Vingt ans. Vingt ans, c'est ce que la gardienne a dit. Pour lui, il ne sait plus, c'est une éternité, plus de la moitié de sa vie. Mais le souvenir de la Liberté est encore là.

La lumière du jour, alors, était une fontaine dont il se gorgeait. Dans les campagnes et les villages qu'il traversait, il arborait fièrement son épiderme rouge sombre en narguant toutes les autres espèces cachées sous leurs grandes combinaisons, tapies dans l'ombre, vivant de nuit, à l'abri des rayons mortels. En journée, dehors, on ne voyait guère que des peaux rouges et des pelages épais. Adery aimait ça, ce calme précieux, ce privilège. Il ne se sentait pas supérieur, ça non, la vie lui avait appris très tôt que la valeur des gens ne se cache pas dans leurs capacités physiques. Mais tout de même, il en profitait bien, et ne détestait pas le regard envieux que les enfants lui lançaient.

La nuit venait, tout de même, pour lui aussi. C'était là qu'il chantait pour gagner sa vie. Ses cordes vocales jouaient ensemble pour créer les sons, les mots, les histoires. De sa bouche sortaient des images de vapeur, des odeurs, des couleurs, des températures... A son jeune âge, on le louait déjà pour ses talents.

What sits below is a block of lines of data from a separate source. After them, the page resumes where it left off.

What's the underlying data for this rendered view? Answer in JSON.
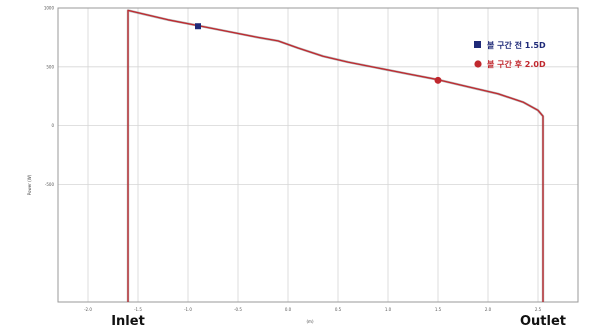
{
  "chart_data": {
    "type": "line",
    "xlabel": "(m)",
    "ylabel": "Power (W)",
    "xlim": [
      -2.3,
      2.9
    ],
    "ylim": [
      -1500,
      1000
    ],
    "x_ticks": [
      "-2.0",
      "-1.5",
      "-1.0",
      "-0.5",
      "0.0",
      "0.5",
      "1.0",
      "1.5",
      "2.0",
      "2.5"
    ],
    "y_ticks": [
      "1000",
      "500",
      "0",
      "-500"
    ],
    "series": [
      {
        "color": "#c0282e",
        "x": [
          -1.6,
          -1.6,
          -1.2,
          -0.9,
          -0.6,
          -0.3,
          -0.1,
          0.1,
          0.35,
          0.6,
          0.9,
          1.2,
          1.5,
          1.8,
          2.1,
          2.35,
          2.5,
          2.55,
          2.55
        ],
        "y": [
          -1500,
          980,
          900,
          850,
          800,
          750,
          720,
          660,
          590,
          540,
          490,
          440,
          390,
          330,
          270,
          200,
          130,
          80,
          -1500
        ]
      }
    ],
    "markers": [
      {
        "label": "볼 구간 전 1.5D",
        "color": "#1f2a78",
        "shape": "square",
        "x": -0.9,
        "y": 845
      },
      {
        "label": "볼 구간 후 2.0D",
        "color": "#c0282e",
        "shape": "circle",
        "x": 1.5,
        "y": 385
      }
    ],
    "annotations": [
      {
        "text": "Inlet",
        "x": -1.6
      },
      {
        "text": "Outlet",
        "x": 2.55
      }
    ],
    "legend_position": "top-right",
    "grid": true
  }
}
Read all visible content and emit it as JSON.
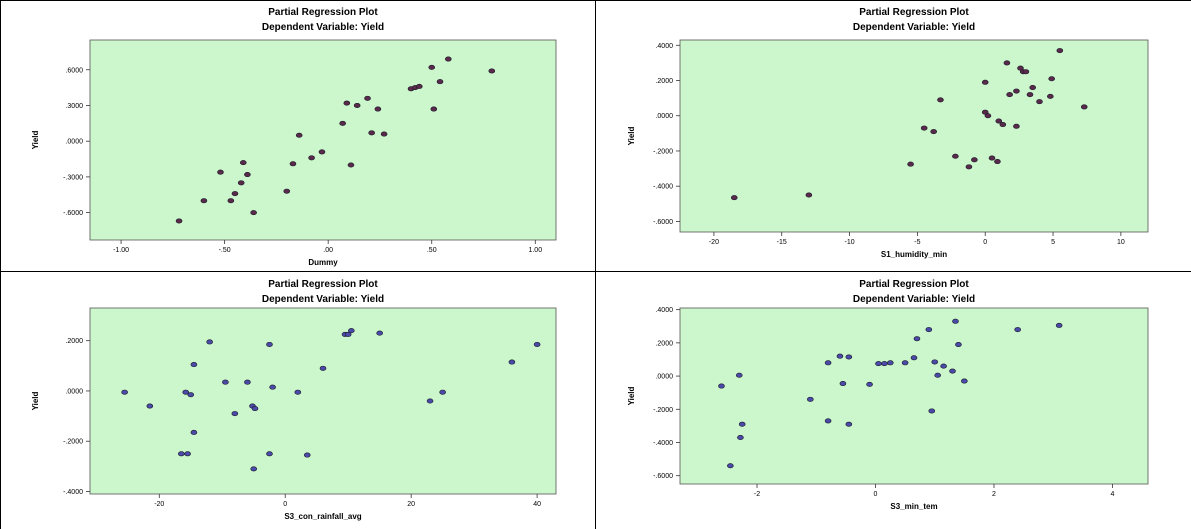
{
  "chart_data": [
    {
      "type": "scatter",
      "title": "Partial Regression Plot",
      "subtitle": "Dependent Variable: Yield",
      "xlabel": "Dummy",
      "ylabel": "Yield",
      "xlim": [
        -1.15,
        1.1
      ],
      "ylim": [
        -0.83,
        0.85
      ],
      "xticks": [
        -1.0,
        -0.5,
        0.0,
        0.5,
        1.0
      ],
      "xtick_labels": [
        "-1.00",
        "-.50",
        ".00",
        ".50",
        "1.00"
      ],
      "yticks": [
        -0.6,
        -0.3,
        0.0,
        0.3,
        0.6
      ],
      "ytick_labels": [
        "-.6000",
        "-.3000",
        ".0000",
        ".3000",
        ".6000"
      ],
      "grid": false,
      "marker_color": "#5a2a4a",
      "background_color": "#ccf7cc",
      "points": [
        [
          -0.72,
          -0.67
        ],
        [
          -0.6,
          -0.5
        ],
        [
          -0.52,
          -0.26
        ],
        [
          -0.47,
          -0.5
        ],
        [
          -0.45,
          -0.44
        ],
        [
          -0.42,
          -0.35
        ],
        [
          -0.41,
          -0.18
        ],
        [
          -0.39,
          -0.28
        ],
        [
          -0.36,
          -0.6
        ],
        [
          -0.2,
          -0.42
        ],
        [
          -0.17,
          -0.19
        ],
        [
          -0.14,
          0.05
        ],
        [
          -0.08,
          -0.14
        ],
        [
          -0.03,
          -0.09
        ],
        [
          0.07,
          0.15
        ],
        [
          0.09,
          0.32
        ],
        [
          0.11,
          -0.2
        ],
        [
          0.14,
          0.3
        ],
        [
          0.19,
          0.36
        ],
        [
          0.21,
          0.07
        ],
        [
          0.24,
          0.27
        ],
        [
          0.27,
          0.06
        ],
        [
          0.4,
          0.44
        ],
        [
          0.42,
          0.45
        ],
        [
          0.44,
          0.46
        ],
        [
          0.5,
          0.62
        ],
        [
          0.51,
          0.27
        ],
        [
          0.54,
          0.5
        ],
        [
          0.58,
          0.69
        ],
        [
          0.79,
          0.59
        ]
      ]
    },
    {
      "type": "scatter",
      "title": "Partial Regression Plot",
      "subtitle": "Dependent Variable: Yield",
      "xlabel": "S1_humidity_min",
      "ylabel": "Yield",
      "xlim": [
        -22.5,
        12
      ],
      "ylim": [
        -0.66,
        0.43
      ],
      "xticks": [
        -20,
        -15,
        -10,
        -5,
        0,
        5,
        10
      ],
      "xtick_labels": [
        "-20",
        "-15",
        "-10",
        "-5",
        "0",
        "5",
        "10"
      ],
      "yticks": [
        -0.6,
        -0.4,
        -0.2,
        0.0,
        0.2,
        0.4
      ],
      "ytick_labels": [
        "-.6000",
        "-.4000",
        "-.2000",
        ".0000",
        ".2000",
        ".4000"
      ],
      "grid": false,
      "marker_color": "#5a2a4a",
      "background_color": "#ccf7cc",
      "points": [
        [
          -18.5,
          -0.465
        ],
        [
          -13,
          -0.45
        ],
        [
          -5.5,
          -0.275
        ],
        [
          -4.5,
          -0.07
        ],
        [
          -3.8,
          -0.09
        ],
        [
          -3.3,
          0.09
        ],
        [
          -2.2,
          -0.23
        ],
        [
          -1.2,
          -0.29
        ],
        [
          -0.8,
          -0.25
        ],
        [
          0,
          0.19
        ],
        [
          0,
          0.02
        ],
        [
          0.2,
          0.0
        ],
        [
          0.5,
          -0.24
        ],
        [
          0.9,
          -0.26
        ],
        [
          1.0,
          -0.03
        ],
        [
          1.3,
          -0.05
        ],
        [
          1.6,
          0.3
        ],
        [
          1.8,
          0.12
        ],
        [
          2.3,
          -0.06
        ],
        [
          2.3,
          0.14
        ],
        [
          2.6,
          0.27
        ],
        [
          2.8,
          0.25
        ],
        [
          3.0,
          0.25
        ],
        [
          3.3,
          0.12
        ],
        [
          3.5,
          0.16
        ],
        [
          4.0,
          0.08
        ],
        [
          4.8,
          0.11
        ],
        [
          4.9,
          0.21
        ],
        [
          5.5,
          0.37
        ],
        [
          7.3,
          0.05
        ]
      ]
    },
    {
      "type": "scatter",
      "title": "Partial Regression Plot",
      "subtitle": "Dependent Variable: Yield",
      "xlabel": "S3_con_rainfall_avg",
      "ylabel": "Yield",
      "xlim": [
        -31,
        43
      ],
      "ylim": [
        -0.41,
        0.33
      ],
      "xticks": [
        -20,
        0,
        20,
        40
      ],
      "xtick_labels": [
        "-20",
        "0",
        "20",
        "40"
      ],
      "yticks": [
        -0.4,
        -0.2,
        0.0,
        0.2
      ],
      "ytick_labels": [
        "-.4000",
        "-.2000",
        ".0000",
        ".2000"
      ],
      "grid": false,
      "marker_color": "#4a4aa8",
      "background_color": "#ccf7cc",
      "points": [
        [
          -25.5,
          -0.005
        ],
        [
          -21.5,
          -0.06
        ],
        [
          -16.5,
          -0.25
        ],
        [
          -15.8,
          -0.005
        ],
        [
          -15.5,
          -0.25
        ],
        [
          -15,
          -0.015
        ],
        [
          -14.5,
          0.105
        ],
        [
          -14.5,
          -0.165
        ],
        [
          -12,
          0.195
        ],
        [
          -9.5,
          0.035
        ],
        [
          -8,
          -0.09
        ],
        [
          -6,
          0.035
        ],
        [
          -5.2,
          -0.06
        ],
        [
          -5,
          -0.31
        ],
        [
          -4.8,
          -0.07
        ],
        [
          -2.5,
          0.185
        ],
        [
          -2.5,
          -0.25
        ],
        [
          -2,
          0.015
        ],
        [
          2,
          -0.005
        ],
        [
          3.5,
          -0.255
        ],
        [
          6,
          0.09
        ],
        [
          9.5,
          0.225
        ],
        [
          10,
          0.225
        ],
        [
          10.5,
          0.24
        ],
        [
          15,
          0.23
        ],
        [
          23,
          -0.04
        ],
        [
          25,
          -0.005
        ],
        [
          36,
          0.115
        ],
        [
          40,
          0.185
        ]
      ]
    },
    {
      "type": "scatter",
      "title": "Partial Regression Plot",
      "subtitle": "Dependent Variable: Yield",
      "xlabel": "S3_min_tem",
      "ylabel": "Yield",
      "xlim": [
        -3.3,
        4.6
      ],
      "ylim": [
        -0.65,
        0.41
      ],
      "xticks": [
        -2,
        0,
        2,
        4
      ],
      "xtick_labels": [
        "-2",
        "0",
        "2",
        "4"
      ],
      "yticks": [
        -0.6,
        -0.4,
        -0.2,
        0.0,
        0.2,
        0.4
      ],
      "ytick_labels": [
        "-.6000",
        "-.4000",
        "-.2000",
        ".0000",
        ".2000",
        ".4000"
      ],
      "grid": false,
      "marker_color": "#4a4aa8",
      "background_color": "#ccf7cc",
      "points": [
        [
          -2.6,
          -0.06
        ],
        [
          -2.45,
          -0.54
        ],
        [
          -2.3,
          0.005
        ],
        [
          -2.28,
          -0.37
        ],
        [
          -2.25,
          -0.29
        ],
        [
          -1.1,
          -0.14
        ],
        [
          -0.8,
          0.08
        ],
        [
          -0.8,
          -0.27
        ],
        [
          -0.6,
          0.12
        ],
        [
          -0.55,
          -0.045
        ],
        [
          -0.45,
          0.115
        ],
        [
          -0.45,
          -0.29
        ],
        [
          -0.1,
          -0.05
        ],
        [
          0.05,
          0.075
        ],
        [
          0.15,
          0.075
        ],
        [
          0.25,
          0.08
        ],
        [
          0.5,
          0.08
        ],
        [
          0.65,
          0.11
        ],
        [
          0.7,
          0.225
        ],
        [
          0.9,
          0.28
        ],
        [
          0.95,
          -0.21
        ],
        [
          1.0,
          0.085
        ],
        [
          1.05,
          0.005
        ],
        [
          1.15,
          0.06
        ],
        [
          1.3,
          0.03
        ],
        [
          1.35,
          0.33
        ],
        [
          1.4,
          0.19
        ],
        [
          1.5,
          -0.03
        ],
        [
          2.4,
          0.28
        ],
        [
          3.1,
          0.305
        ]
      ]
    }
  ]
}
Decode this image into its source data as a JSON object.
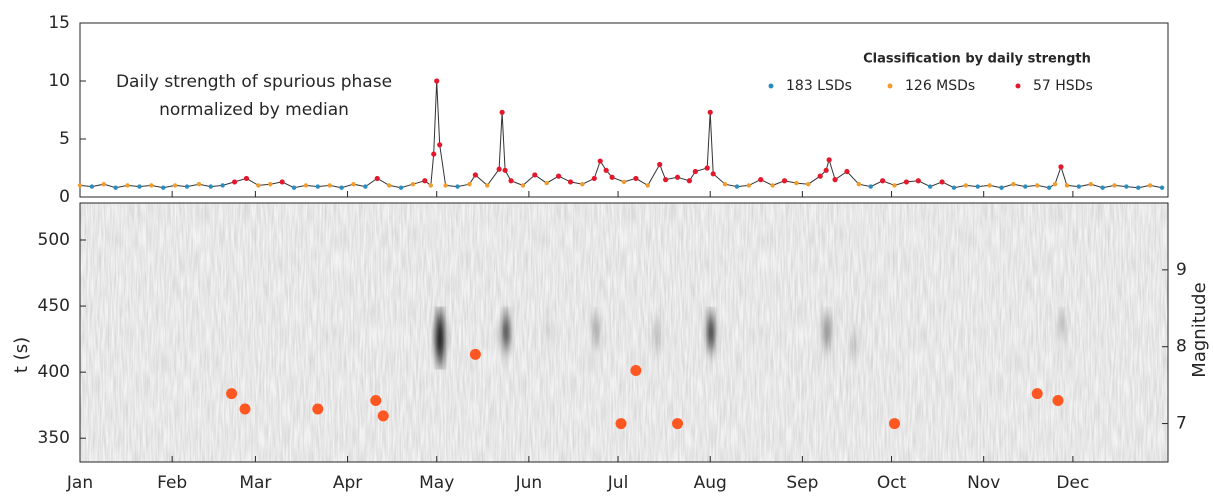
{
  "chart_data": [
    {
      "type": "line",
      "annotation": [
        "Daily strength of spurious phase",
        "normalized by median"
      ],
      "legend_title": "Classification by daily strength",
      "classes": [
        {
          "name": "183 LSDs",
          "color": "#2b8cbe"
        },
        {
          "name": "126 MSDs",
          "color": "#f39c2b"
        },
        {
          "name": "57 HSDs",
          "color": "#e3182d"
        }
      ],
      "line_color": "#333333",
      "x": [
        1,
        5,
        9,
        13,
        17,
        21,
        25,
        29,
        33,
        37,
        41,
        45,
        49,
        53,
        57,
        61,
        65,
        69,
        73,
        77,
        81,
        85,
        89,
        93,
        97,
        101,
        105,
        109,
        113,
        117,
        119,
        120,
        121,
        122,
        124,
        128,
        132,
        134,
        138,
        142,
        143,
        144,
        146,
        150,
        154,
        158,
        162,
        166,
        170,
        174,
        176,
        178,
        180,
        184,
        188,
        192,
        196,
        198,
        202,
        206,
        208,
        212,
        213,
        214,
        218,
        222,
        226,
        230,
        234,
        238,
        242,
        246,
        250,
        252,
        253,
        255,
        259,
        263,
        267,
        271,
        275,
        279,
        283,
        287,
        291,
        295,
        299,
        303,
        307,
        311,
        315,
        319,
        323,
        327,
        329,
        331,
        333,
        337,
        341,
        345,
        349,
        353,
        357,
        361,
        365
      ],
      "values": [
        1.0,
        0.9,
        1.1,
        0.8,
        1.0,
        0.9,
        1.0,
        0.8,
        1.0,
        0.9,
        1.1,
        0.9,
        1.0,
        1.3,
        1.6,
        1.0,
        1.1,
        1.3,
        0.8,
        1.0,
        0.9,
        1.0,
        0.8,
        1.1,
        0.9,
        1.6,
        1.0,
        0.8,
        1.1,
        1.4,
        1.0,
        3.7,
        10.0,
        4.5,
        1.0,
        0.9,
        1.1,
        1.9,
        1.0,
        2.4,
        7.3,
        2.3,
        1.4,
        1.0,
        1.9,
        1.2,
        1.8,
        1.3,
        1.1,
        1.6,
        3.1,
        2.3,
        1.7,
        1.3,
        1.6,
        1.0,
        2.8,
        1.5,
        1.7,
        1.4,
        2.2,
        2.5,
        7.3,
        2.0,
        1.1,
        0.9,
        1.0,
        1.5,
        1.0,
        1.4,
        1.2,
        1.1,
        1.8,
        2.3,
        3.2,
        1.5,
        2.2,
        1.1,
        0.9,
        1.4,
        1.0,
        1.3,
        1.4,
        0.9,
        1.3,
        0.8,
        1.0,
        0.9,
        1.0,
        0.8,
        1.1,
        0.9,
        1.0,
        0.8,
        1.1,
        2.6,
        1.0,
        0.9,
        1.1,
        0.8,
        1.0,
        0.9,
        0.8,
        1.0,
        0.8
      ],
      "class": [
        1,
        0,
        1,
        0,
        1,
        0,
        1,
        0,
        1,
        0,
        1,
        0,
        0,
        2,
        2,
        1,
        1,
        2,
        0,
        1,
        0,
        1,
        0,
        1,
        0,
        2,
        1,
        0,
        1,
        2,
        1,
        2,
        2,
        2,
        1,
        0,
        1,
        2,
        1,
        2,
        2,
        2,
        2,
        1,
        2,
        1,
        2,
        2,
        1,
        2,
        2,
        2,
        2,
        1,
        2,
        1,
        2,
        2,
        2,
        2,
        2,
        2,
        2,
        2,
        1,
        0,
        1,
        2,
        1,
        2,
        1,
        1,
        2,
        2,
        2,
        2,
        2,
        1,
        0,
        2,
        1,
        2,
        2,
        0,
        2,
        0,
        1,
        0,
        1,
        0,
        1,
        0,
        1,
        0,
        1,
        2,
        1,
        0,
        1,
        0,
        1,
        0,
        0,
        1,
        0
      ],
      "xlim": [
        1,
        367
      ],
      "ylim": [
        0,
        15
      ],
      "yticks": [
        0,
        5,
        10,
        15
      ]
    },
    {
      "type": "scatter",
      "ylabel": "t (s)",
      "y2label": "Magnitude",
      "xlim": [
        1,
        367
      ],
      "ylim": [
        332,
        528
      ],
      "yticks": [
        350,
        400,
        450,
        500
      ],
      "y2lim": [
        6.5,
        9.87
      ],
      "y2ticks": [
        7,
        8,
        9
      ],
      "xticks": [
        {
          "value": 1,
          "label": "Jan"
        },
        {
          "value": 32,
          "label": "Feb"
        },
        {
          "value": 60,
          "label": "Mar"
        },
        {
          "value": 91,
          "label": "Apr"
        },
        {
          "value": 121,
          "label": "May"
        },
        {
          "value": 152,
          "label": "Jun"
        },
        {
          "value": 182,
          "label": "Jul"
        },
        {
          "value": 213,
          "label": "Aug"
        },
        {
          "value": 244,
          "label": "Sep"
        },
        {
          "value": 274,
          "label": "Oct"
        },
        {
          "value": 305,
          "label": "Nov"
        },
        {
          "value": 335,
          "label": "Dec"
        }
      ],
      "series": [
        {
          "color": "#ff5722",
          "axis": "y2",
          "x": [
            52,
            56.5,
            81,
            100.5,
            103,
            134,
            183,
            188,
            202,
            275,
            323,
            330
          ],
          "values": [
            7.39,
            7.19,
            7.19,
            7.3,
            7.1,
            7.9,
            7.0,
            7.69,
            7.0,
            7.0,
            7.39,
            7.3
          ]
        }
      ]
    }
  ]
}
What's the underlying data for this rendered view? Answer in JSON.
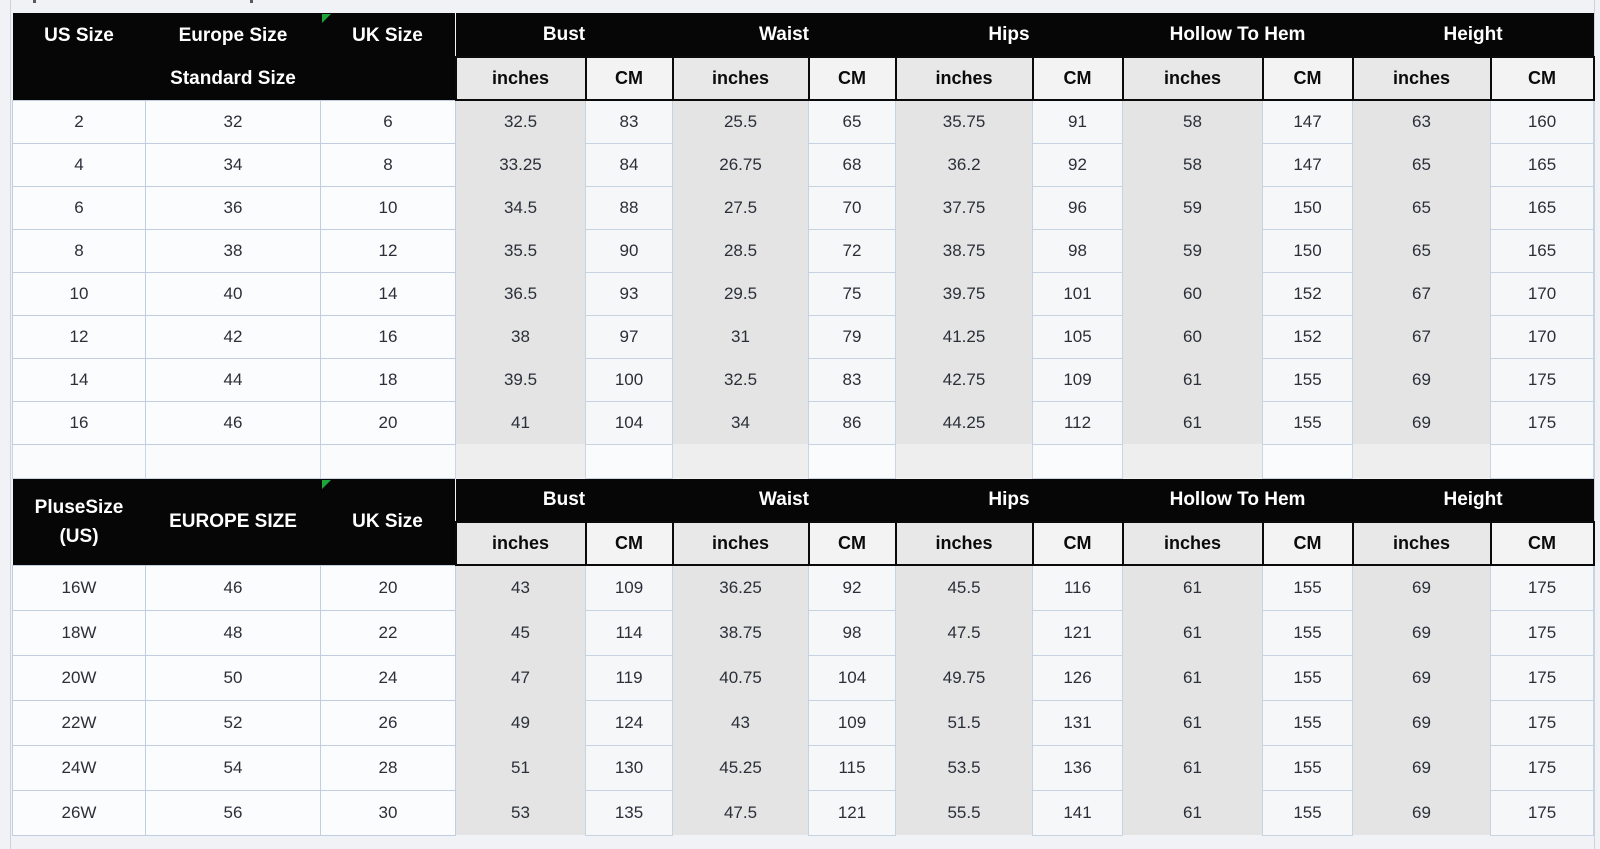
{
  "colors": {
    "header_bg": "#060606",
    "header_text": "#ffffff",
    "subheader_inches_bg": "#e8e8e8",
    "subheader_cm_bg": "#f3f3f3",
    "band_gray": "#e4e4e5",
    "cell_white": "#fbfcfd",
    "gridline": "#c8d3e2",
    "marker_green": "#1ca53b",
    "page_bg": "#f1f2f5"
  },
  "group_labels": [
    "Bust",
    "Waist",
    "Hips",
    "Hollow To Hem",
    "Height"
  ],
  "sub_labels": [
    "inches",
    "CM"
  ],
  "tables": [
    {
      "id": "standard",
      "size_headers": [
        {
          "line1": "US Size",
          "line2": ""
        },
        {
          "line1": "Europe Size",
          "line2": "Standard Size"
        },
        {
          "line1": "UK Size",
          "line2": ""
        }
      ],
      "rows": [
        [
          "2",
          "32",
          "6",
          "32.5",
          "83",
          "25.5",
          "65",
          "35.75",
          "91",
          "58",
          "147",
          "63",
          "160"
        ],
        [
          "4",
          "34",
          "8",
          "33.25",
          "84",
          "26.75",
          "68",
          "36.2",
          "92",
          "58",
          "147",
          "65",
          "165"
        ],
        [
          "6",
          "36",
          "10",
          "34.5",
          "88",
          "27.5",
          "70",
          "37.75",
          "96",
          "59",
          "150",
          "65",
          "165"
        ],
        [
          "8",
          "38",
          "12",
          "35.5",
          "90",
          "28.5",
          "72",
          "38.75",
          "98",
          "59",
          "150",
          "65",
          "165"
        ],
        [
          "10",
          "40",
          "14",
          "36.5",
          "93",
          "29.5",
          "75",
          "39.75",
          "101",
          "60",
          "152",
          "67",
          "170"
        ],
        [
          "12",
          "42",
          "16",
          "38",
          "97",
          "31",
          "79",
          "41.25",
          "105",
          "60",
          "152",
          "67",
          "170"
        ],
        [
          "14",
          "44",
          "18",
          "39.5",
          "100",
          "32.5",
          "83",
          "42.75",
          "109",
          "61",
          "155",
          "69",
          "175"
        ],
        [
          "16",
          "46",
          "20",
          "41",
          "104",
          "34",
          "86",
          "44.25",
          "112",
          "61",
          "155",
          "69",
          "175"
        ]
      ]
    },
    {
      "id": "plus",
      "size_headers": [
        {
          "line1": "PluseSize",
          "line2": "(US)"
        },
        {
          "line1": "EUROPE SIZE",
          "line2": ""
        },
        {
          "line1": "UK Size",
          "line2": ""
        }
      ],
      "rows": [
        [
          "16W",
          "46",
          "20",
          "43",
          "109",
          "36.25",
          "92",
          "45.5",
          "116",
          "61",
          "155",
          "69",
          "175"
        ],
        [
          "18W",
          "48",
          "22",
          "45",
          "114",
          "38.75",
          "98",
          "47.5",
          "121",
          "61",
          "155",
          "69",
          "175"
        ],
        [
          "20W",
          "50",
          "24",
          "47",
          "119",
          "40.75",
          "104",
          "49.75",
          "126",
          "61",
          "155",
          "69",
          "175"
        ],
        [
          "22W",
          "52",
          "26",
          "49",
          "124",
          "43",
          "109",
          "51.5",
          "131",
          "61",
          "155",
          "69",
          "175"
        ],
        [
          "24W",
          "54",
          "28",
          "51",
          "130",
          "45.25",
          "115",
          "53.5",
          "136",
          "61",
          "155",
          "69",
          "175"
        ],
        [
          "26W",
          "56",
          "30",
          "53",
          "135",
          "47.5",
          "121",
          "55.5",
          "141",
          "61",
          "155",
          "69",
          "175"
        ]
      ]
    }
  ]
}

Et rien ne pouvait le rendre plus heureux que de voir les visages s'éclairer à son chant.

Les rumeurs lui sont parvenues bien trop tard pour qu'elles fassent leur chemin dans son esprit. Comme tout le monde, il a commencé par ne pas y croire. Après tout, il ne sentait pas de différence, sur sa peau. Et puis, ça faisait des siècles que le soleil était en train d'exploser, sa violence n'était pas une nouveauté. Cette histoire de noyau était aussi une vieille légende ; un noyau dans le soleil, qui brûlerait tout le monde sans exception une fois qu'il serait exposé. Pas de quoi s'inquiéter dans l'immédiat.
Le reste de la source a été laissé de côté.